White prosegue: «C’era un ragazzo a Boston che si chiamava Peter Welch, ed è ancora una leggenda dei combattimenti di strada in città, tutti lo conoscono. Un giorno andai da lui e gli dissi: “So che mi prenderai per pazzo, non mi conosci neanche, ma voglio lavorare con te. Non devi pagarmi, voglio imparare tutto quello che puoi insegnarmi sul fight game”. Ho lavorato con lui per tre anni, occupandomi dei suoi allenamenti di pugilato, accompagnandolo all’angolo agli incontri, ho anche fatto l’arbitro per un periodo. Poi ho iniziato a gestire altri ragazzi, li aiutavo nelle loro carriere e non chiedevo mai niente in cambio. Così ho imparato molto». Welch ha spiegato così il motivo per cui ha scelto di aiutare White: «L’ho messo alla prova, e dal primo pugno che ha preso sul mento ha dimostrato di avere la stoffa giusta per il fighting». Inoltre Welch ricorda dei sacrifici fatti dal ragazzo di Manchester in quel periodo: White non poteva permettersi un’auto e si muoveva con una mountain bike, con cui percorreva grandi distanze anche sotto la neve.

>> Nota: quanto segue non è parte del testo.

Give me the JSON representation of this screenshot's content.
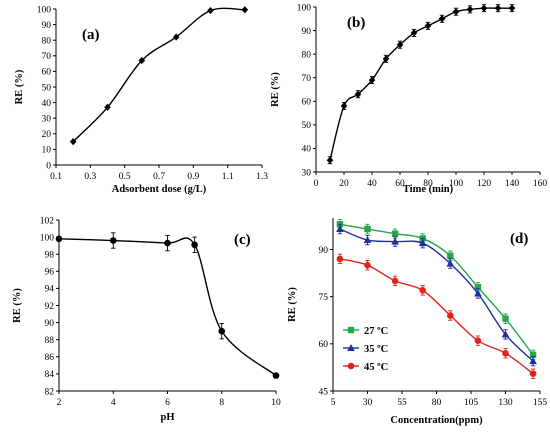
{
  "chart_data": [
    {
      "panel": "(a)",
      "type": "line",
      "xlabel": "Adsorbent dose (g/L)",
      "ylabel": "RE (%)",
      "xlim": [
        0.1,
        1.3
      ],
      "ylim": [
        0,
        100
      ],
      "xticks": [
        "0.1",
        "0.3",
        "0.5",
        "0.7",
        "0.9",
        "1.1",
        "1.3"
      ],
      "yticks": [
        "0",
        "10",
        "20",
        "30",
        "40",
        "50",
        "60",
        "70",
        "80",
        "90",
        "100"
      ],
      "series": [
        {
          "color": "#000000",
          "marker": "diamond",
          "x": [
            0.2,
            0.4,
            0.6,
            0.8,
            1.0,
            1.2
          ],
          "y": [
            15,
            37,
            67,
            82,
            99,
            99.5
          ]
        }
      ]
    },
    {
      "panel": "(b)",
      "type": "line",
      "xlabel": "Time (min)",
      "ylabel": "RE (%)",
      "xlim": [
        0,
        160
      ],
      "ylim": [
        30,
        100
      ],
      "xticks": [
        "0",
        "20",
        "40",
        "60",
        "80",
        "100",
        "120",
        "140",
        "160"
      ],
      "yticks": [
        "30",
        "40",
        "50",
        "60",
        "70",
        "80",
        "90",
        "100"
      ],
      "series": [
        {
          "color": "#000000",
          "marker": "diamond",
          "x": [
            10,
            20,
            30,
            40,
            50,
            60,
            70,
            80,
            90,
            100,
            110,
            120,
            130,
            140
          ],
          "y": [
            35,
            58,
            63,
            69,
            78,
            84,
            89,
            92,
            95,
            98,
            99,
            99.5,
            99.5,
            99.5
          ],
          "err": [
            1.5,
            1.5,
            1.5,
            1.5,
            1.5,
            1.5,
            1.5,
            1.5,
            1.5,
            1.5,
            1.5,
            1.5,
            1.5,
            1.5
          ]
        }
      ]
    },
    {
      "panel": "(c)",
      "type": "line",
      "xlabel": "pH",
      "ylabel": "RE (%)",
      "xlim": [
        2,
        10
      ],
      "ylim": [
        82,
        102
      ],
      "xticks": [
        "2",
        "4",
        "6",
        "8",
        "10"
      ],
      "yticks": [
        "82",
        "84",
        "86",
        "88",
        "90",
        "92",
        "94",
        "96",
        "98",
        "100",
        "102"
      ],
      "series": [
        {
          "color": "#000000",
          "marker": "circle",
          "x": [
            2,
            4,
            6,
            7,
            8,
            10
          ],
          "y": [
            99.8,
            99.6,
            99.3,
            99.1,
            89,
            83.8
          ],
          "err": [
            0,
            0.9,
            0.9,
            0.9,
            0.9,
            0
          ]
        }
      ]
    },
    {
      "panel": "(d)",
      "type": "line",
      "xlabel": "Concentration(ppm)",
      "ylabel": "RE (%)",
      "xlim": [
        5,
        155
      ],
      "ylim": [
        45,
        100
      ],
      "xticks": [
        "5",
        "30",
        "55",
        "80",
        "105",
        "130",
        "155"
      ],
      "xtick_labels": [
        "5",
        "30",
        "55",
        "80",
        "105",
        "130",
        "155"
      ],
      "yticks": [
        "45",
        "60",
        "75",
        "90"
      ],
      "legend": "center-left",
      "series": [
        {
          "name": "27 ºC",
          "color": "#22a84a",
          "marker": "square",
          "x": [
            10,
            30,
            50,
            70,
            90,
            110,
            130,
            150
          ],
          "y": [
            98,
            96.5,
            95,
            93.5,
            88,
            78,
            68,
            56.5
          ],
          "err": [
            1.5,
            1.5,
            1.5,
            1.5,
            1.5,
            1.5,
            1.5,
            1.5
          ]
        },
        {
          "name": "35 ºC",
          "color": "#1f2f9c",
          "marker": "triangle",
          "x": [
            10,
            30,
            50,
            70,
            90,
            110,
            130,
            150
          ],
          "y": [
            96.5,
            93,
            92.5,
            92,
            85.5,
            76,
            63,
            54.5
          ],
          "err": [
            1.5,
            1.5,
            1.5,
            1.5,
            1.5,
            1.5,
            1.5,
            1.5
          ]
        },
        {
          "name": "45 ºC",
          "color": "#e2231a",
          "marker": "circle",
          "x": [
            10,
            30,
            50,
            70,
            90,
            110,
            130,
            150
          ],
          "y": [
            87,
            85,
            80,
            77,
            69,
            61,
            57,
            50.5
          ],
          "err": [
            1.5,
            1.5,
            1.5,
            1.5,
            1.5,
            1.5,
            1.5,
            1.5
          ]
        }
      ]
    }
  ]
}
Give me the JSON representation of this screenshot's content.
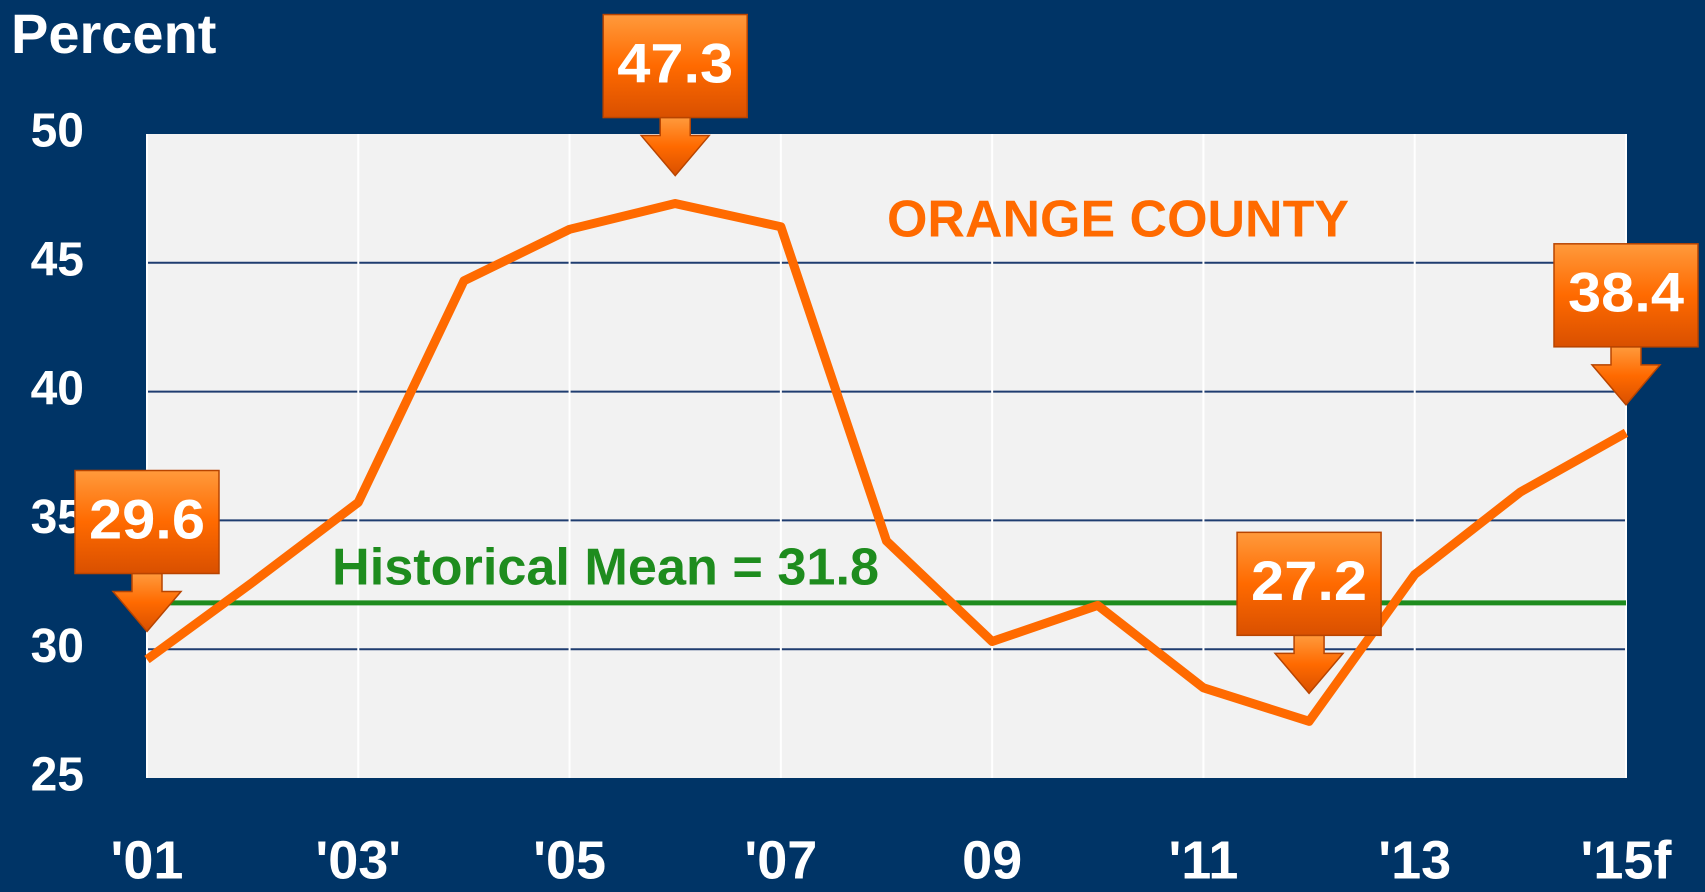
{
  "chart_data": {
    "type": "line",
    "y_label": "Percent",
    "categories": [
      "'01",
      null,
      "'03'",
      null,
      "'05",
      null,
      "'07",
      null,
      "09",
      null,
      "'11",
      null,
      "'13",
      null,
      "'15f"
    ],
    "series": [
      {
        "name": "ORANGE COUNTY",
        "color": "#ff6a00",
        "values": [
          29.6,
          32.6,
          35.7,
          44.3,
          46.3,
          47.3,
          46.4,
          34.2,
          30.3,
          31.7,
          28.5,
          27.2,
          32.9,
          36.1,
          38.4
        ]
      }
    ],
    "mean": {
      "label": "Historical Mean = 31.8",
      "value": 31.8,
      "color": "#1e8c1e"
    },
    "callouts": [
      0,
      5,
      11,
      14
    ],
    "ylim": [
      25,
      50
    ],
    "yticks": [
      25,
      30,
      35,
      40,
      45,
      50
    ],
    "grid": true
  }
}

Quando ha 21 anni White viene picchiato selvaggiamente da un gruppo di ragazzi fuori da un bar. «Mi hanno pestato per venti minuti buoni, prima che arrivasse la polizia», ricorda. «Mi colpivano ovunque con calci e pugni, uno di loro mi avrà tirato un migliaio di cazzotti su un orecchio. Erano di Charlestown, periferia di Boston, per cui mi è andata bene, perché di solito quella gente usa il coltello». White riporta danni permanenti all’udito e al sistema nervoso, che causano la sindrome di Meniere (si scatena con l’aumento della pressione dei fluidi che scorrono all’interno dell’orecchio), responsabile di improvvisi attacchi di vertigini, sordità e nausea. Anni dopo White verrà curato con le cellule staminali, ma ancora oggi ne soffre: proprio per questo motivo nel 2012 è stato costretto a seguire da casa un evento della sua promotion per la prima volta in 11 anni.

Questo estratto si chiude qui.